Las cifras del escándalo: 70 faltas bajo sospecha
La investigación se centra en un agente que se desempeña en el ámbito de la Administración Pública Provincial. Según los registros oficiales que dieron origen a la instrucción del sumario, el empleado habría acumulado un total de 70 inasistencias injustificadas en un período determinado. El organismo de control interno detectó que estas ausencias no cuentan con el respaldo médico ni administrativo correspondiente, lo que constituye una transgresión directa al Estatuto del Empleado Público.

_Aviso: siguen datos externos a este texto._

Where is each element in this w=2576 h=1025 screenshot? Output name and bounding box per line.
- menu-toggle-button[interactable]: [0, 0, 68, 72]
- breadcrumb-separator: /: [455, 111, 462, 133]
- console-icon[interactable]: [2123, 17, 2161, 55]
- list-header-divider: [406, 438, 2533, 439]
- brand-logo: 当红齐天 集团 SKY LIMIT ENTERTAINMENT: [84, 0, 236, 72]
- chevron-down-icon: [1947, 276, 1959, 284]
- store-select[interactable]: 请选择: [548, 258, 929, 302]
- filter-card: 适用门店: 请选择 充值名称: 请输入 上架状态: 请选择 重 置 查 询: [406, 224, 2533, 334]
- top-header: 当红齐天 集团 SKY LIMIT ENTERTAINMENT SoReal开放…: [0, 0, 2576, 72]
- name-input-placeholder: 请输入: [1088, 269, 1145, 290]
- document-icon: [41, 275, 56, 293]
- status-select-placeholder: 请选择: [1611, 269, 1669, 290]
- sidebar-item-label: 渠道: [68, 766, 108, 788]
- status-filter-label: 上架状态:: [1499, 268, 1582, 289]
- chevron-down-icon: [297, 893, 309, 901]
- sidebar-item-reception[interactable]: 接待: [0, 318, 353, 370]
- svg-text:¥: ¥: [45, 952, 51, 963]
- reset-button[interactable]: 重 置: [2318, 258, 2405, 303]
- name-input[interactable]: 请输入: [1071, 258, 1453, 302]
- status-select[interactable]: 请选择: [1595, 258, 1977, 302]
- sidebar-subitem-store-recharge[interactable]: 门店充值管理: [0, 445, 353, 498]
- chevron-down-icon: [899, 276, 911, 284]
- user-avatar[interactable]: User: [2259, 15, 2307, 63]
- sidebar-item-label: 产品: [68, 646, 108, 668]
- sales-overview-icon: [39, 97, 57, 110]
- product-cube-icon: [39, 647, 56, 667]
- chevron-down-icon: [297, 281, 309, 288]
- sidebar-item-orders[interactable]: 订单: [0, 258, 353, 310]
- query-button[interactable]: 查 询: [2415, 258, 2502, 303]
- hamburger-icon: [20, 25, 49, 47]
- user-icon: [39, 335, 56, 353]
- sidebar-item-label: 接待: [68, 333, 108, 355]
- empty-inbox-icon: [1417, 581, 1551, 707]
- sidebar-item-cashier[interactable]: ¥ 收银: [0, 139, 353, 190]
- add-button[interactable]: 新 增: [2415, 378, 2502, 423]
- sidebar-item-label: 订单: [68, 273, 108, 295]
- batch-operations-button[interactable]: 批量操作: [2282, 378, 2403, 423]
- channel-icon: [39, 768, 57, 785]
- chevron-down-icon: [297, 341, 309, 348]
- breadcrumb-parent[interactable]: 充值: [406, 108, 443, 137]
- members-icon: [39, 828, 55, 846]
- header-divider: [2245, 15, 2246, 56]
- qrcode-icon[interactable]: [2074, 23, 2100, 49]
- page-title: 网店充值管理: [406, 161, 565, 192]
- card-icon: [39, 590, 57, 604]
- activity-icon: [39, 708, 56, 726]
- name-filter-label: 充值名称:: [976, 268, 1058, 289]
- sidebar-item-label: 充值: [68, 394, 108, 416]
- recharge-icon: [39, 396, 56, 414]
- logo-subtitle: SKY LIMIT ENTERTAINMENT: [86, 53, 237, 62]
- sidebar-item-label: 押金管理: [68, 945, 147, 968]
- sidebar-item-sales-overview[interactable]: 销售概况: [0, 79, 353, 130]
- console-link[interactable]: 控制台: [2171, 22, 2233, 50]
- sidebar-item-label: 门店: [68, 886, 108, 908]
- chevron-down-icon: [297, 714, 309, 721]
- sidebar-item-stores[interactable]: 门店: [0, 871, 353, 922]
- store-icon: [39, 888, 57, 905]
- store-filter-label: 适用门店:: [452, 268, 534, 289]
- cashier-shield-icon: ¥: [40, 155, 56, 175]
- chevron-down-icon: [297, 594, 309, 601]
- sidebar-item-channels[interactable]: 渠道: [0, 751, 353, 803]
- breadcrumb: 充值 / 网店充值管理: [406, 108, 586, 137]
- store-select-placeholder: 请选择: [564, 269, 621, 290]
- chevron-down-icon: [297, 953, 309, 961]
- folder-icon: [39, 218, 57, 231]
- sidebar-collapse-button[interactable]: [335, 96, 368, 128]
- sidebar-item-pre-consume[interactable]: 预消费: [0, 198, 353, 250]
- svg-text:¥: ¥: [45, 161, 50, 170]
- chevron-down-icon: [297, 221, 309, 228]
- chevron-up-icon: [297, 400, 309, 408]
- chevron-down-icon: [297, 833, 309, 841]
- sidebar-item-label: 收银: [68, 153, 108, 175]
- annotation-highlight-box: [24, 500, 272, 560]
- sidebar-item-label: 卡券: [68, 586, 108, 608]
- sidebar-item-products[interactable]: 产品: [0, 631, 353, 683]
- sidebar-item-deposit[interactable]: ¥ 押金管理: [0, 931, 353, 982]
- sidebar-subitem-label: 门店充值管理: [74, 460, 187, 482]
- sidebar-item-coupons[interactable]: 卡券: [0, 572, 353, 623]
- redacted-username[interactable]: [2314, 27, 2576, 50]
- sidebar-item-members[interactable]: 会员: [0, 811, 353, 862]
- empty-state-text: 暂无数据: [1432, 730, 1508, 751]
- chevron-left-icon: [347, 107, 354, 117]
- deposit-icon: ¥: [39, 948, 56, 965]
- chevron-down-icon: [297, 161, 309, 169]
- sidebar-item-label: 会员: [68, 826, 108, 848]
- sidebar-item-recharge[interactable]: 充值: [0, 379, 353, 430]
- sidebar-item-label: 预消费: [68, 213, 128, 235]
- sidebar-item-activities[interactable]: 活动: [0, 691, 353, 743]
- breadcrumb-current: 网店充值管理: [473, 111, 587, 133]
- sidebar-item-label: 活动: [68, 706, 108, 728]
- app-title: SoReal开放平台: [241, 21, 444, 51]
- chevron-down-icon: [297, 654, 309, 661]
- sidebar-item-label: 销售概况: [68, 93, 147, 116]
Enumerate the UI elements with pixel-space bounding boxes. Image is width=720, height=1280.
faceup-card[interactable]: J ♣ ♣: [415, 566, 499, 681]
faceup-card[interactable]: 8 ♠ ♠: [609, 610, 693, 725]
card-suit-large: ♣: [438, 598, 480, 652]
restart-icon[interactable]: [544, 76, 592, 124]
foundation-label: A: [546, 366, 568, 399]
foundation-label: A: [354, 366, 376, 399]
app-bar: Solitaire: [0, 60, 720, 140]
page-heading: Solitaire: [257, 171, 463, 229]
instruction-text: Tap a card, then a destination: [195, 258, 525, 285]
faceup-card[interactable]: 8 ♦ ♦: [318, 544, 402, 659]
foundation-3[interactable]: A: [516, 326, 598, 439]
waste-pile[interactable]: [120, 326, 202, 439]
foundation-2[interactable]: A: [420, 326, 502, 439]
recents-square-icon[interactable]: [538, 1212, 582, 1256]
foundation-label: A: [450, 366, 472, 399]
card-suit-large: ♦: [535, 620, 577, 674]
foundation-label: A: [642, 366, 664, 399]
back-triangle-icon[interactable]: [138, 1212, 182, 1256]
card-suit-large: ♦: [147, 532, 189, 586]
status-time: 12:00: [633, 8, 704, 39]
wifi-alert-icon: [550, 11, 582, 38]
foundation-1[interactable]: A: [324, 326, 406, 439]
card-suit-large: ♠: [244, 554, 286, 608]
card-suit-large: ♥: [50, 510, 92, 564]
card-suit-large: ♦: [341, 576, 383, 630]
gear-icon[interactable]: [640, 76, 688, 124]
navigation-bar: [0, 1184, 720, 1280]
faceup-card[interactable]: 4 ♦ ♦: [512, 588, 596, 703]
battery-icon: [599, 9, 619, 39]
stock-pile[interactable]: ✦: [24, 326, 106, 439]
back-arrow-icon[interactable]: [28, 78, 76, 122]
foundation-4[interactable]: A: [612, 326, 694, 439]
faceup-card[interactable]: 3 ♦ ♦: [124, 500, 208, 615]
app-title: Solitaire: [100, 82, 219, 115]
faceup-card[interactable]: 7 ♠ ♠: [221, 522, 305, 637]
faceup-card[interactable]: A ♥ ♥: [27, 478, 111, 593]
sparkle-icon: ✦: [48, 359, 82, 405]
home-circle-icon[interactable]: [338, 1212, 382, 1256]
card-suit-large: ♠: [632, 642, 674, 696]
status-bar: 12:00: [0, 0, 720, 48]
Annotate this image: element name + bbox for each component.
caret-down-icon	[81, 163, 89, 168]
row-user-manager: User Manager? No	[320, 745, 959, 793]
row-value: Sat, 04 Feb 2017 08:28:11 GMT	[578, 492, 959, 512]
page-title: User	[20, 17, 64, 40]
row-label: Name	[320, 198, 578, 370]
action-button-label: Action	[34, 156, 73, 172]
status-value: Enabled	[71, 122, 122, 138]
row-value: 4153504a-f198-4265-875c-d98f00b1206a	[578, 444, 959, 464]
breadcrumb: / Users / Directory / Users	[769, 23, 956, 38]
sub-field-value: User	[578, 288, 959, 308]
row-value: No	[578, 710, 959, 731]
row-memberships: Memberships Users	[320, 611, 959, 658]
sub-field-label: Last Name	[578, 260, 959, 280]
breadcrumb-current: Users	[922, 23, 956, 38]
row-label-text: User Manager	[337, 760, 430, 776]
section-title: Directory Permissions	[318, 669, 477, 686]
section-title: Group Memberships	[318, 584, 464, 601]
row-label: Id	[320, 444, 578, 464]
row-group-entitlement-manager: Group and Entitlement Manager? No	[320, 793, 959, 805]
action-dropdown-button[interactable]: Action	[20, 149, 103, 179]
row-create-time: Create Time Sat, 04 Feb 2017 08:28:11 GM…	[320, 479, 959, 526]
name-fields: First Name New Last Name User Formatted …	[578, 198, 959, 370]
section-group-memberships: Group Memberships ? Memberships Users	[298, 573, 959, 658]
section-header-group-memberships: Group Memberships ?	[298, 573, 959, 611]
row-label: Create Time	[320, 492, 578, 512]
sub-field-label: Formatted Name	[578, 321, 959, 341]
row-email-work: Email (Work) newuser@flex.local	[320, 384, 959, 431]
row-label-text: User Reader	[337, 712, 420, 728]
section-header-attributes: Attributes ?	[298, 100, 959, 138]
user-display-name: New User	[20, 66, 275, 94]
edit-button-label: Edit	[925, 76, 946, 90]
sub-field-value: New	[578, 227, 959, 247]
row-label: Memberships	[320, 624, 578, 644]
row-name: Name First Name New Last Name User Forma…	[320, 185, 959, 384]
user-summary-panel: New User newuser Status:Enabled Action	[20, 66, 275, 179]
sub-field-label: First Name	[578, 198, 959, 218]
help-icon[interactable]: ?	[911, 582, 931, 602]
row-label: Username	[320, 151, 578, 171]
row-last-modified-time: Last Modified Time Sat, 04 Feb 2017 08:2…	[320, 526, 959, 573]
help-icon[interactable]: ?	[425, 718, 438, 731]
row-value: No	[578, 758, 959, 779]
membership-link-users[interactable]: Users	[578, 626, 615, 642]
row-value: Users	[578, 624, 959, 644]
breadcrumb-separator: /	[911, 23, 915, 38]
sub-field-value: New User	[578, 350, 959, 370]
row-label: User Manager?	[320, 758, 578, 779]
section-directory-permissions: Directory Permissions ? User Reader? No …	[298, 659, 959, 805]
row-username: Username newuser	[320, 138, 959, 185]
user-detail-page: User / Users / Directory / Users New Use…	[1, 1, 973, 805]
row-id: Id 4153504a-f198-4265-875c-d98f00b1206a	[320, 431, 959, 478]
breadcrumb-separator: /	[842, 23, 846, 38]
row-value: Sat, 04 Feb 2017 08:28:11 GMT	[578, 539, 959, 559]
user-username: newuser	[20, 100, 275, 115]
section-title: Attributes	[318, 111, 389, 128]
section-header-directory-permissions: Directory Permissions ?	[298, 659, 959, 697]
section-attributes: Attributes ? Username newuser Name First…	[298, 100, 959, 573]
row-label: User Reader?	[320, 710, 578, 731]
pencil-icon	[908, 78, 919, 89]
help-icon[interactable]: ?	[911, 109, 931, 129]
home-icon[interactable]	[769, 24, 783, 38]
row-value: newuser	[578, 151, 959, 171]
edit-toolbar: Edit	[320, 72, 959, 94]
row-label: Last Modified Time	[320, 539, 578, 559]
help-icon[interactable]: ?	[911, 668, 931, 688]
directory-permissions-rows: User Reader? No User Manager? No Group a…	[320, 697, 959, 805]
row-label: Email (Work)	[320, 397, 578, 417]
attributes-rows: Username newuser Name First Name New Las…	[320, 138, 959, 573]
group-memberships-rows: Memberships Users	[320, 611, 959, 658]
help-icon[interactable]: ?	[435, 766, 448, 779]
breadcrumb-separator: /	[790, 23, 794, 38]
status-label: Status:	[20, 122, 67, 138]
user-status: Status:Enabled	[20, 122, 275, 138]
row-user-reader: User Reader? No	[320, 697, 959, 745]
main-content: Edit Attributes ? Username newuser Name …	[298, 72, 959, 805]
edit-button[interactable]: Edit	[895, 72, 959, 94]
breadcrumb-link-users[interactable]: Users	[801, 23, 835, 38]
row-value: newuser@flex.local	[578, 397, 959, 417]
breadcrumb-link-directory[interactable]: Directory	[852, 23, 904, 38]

La magnitud del ausentismo activó de inmediato los mecanismos de auditoría para verificar la prestación real de servicios del agente involucrado.
Vínculos políticos y familiares en el ojo de la tormenta
El caso ha tomado una trascendencia mayor debido a la filiación del investigado. Se confirmó que el agente bajo sumario es hermano de un alto dirigente sindical de la provincia, lo que ha generado suspicacias sobre el posible uso de influencias para eludir los controles de presentismo. El decreto firmado por el Ejecutivo provincial subraya que la instrucción del sumario es el paso necesario para garantizar el derecho de defensa del trabajador, pero también para asegurar que no existan privilegios dentro de la estructura estatal, independientemente de los vínculos familiares o gremiales de los agentes.
Posibles sanciones y el futuro del agente estatal
Con la apertura del sumario, se inicia una etapa de recolección de pruebas donde se analizarán las planillas de asistencia y los informes de los jefes directos del área afectada. En caso de que se corroboren las 70 faltas sin justificación, el empleado podría enfrentar sanciones severas que van desde la suspensión hasta la cesantía definitiva de la administración pública. Este proceso administrativo es seguido de cerca como un caso testigo de la política de transparencia y control de asistencia que busca implementar la gestión actual en las diferentes dependencias del Estado entrerriano.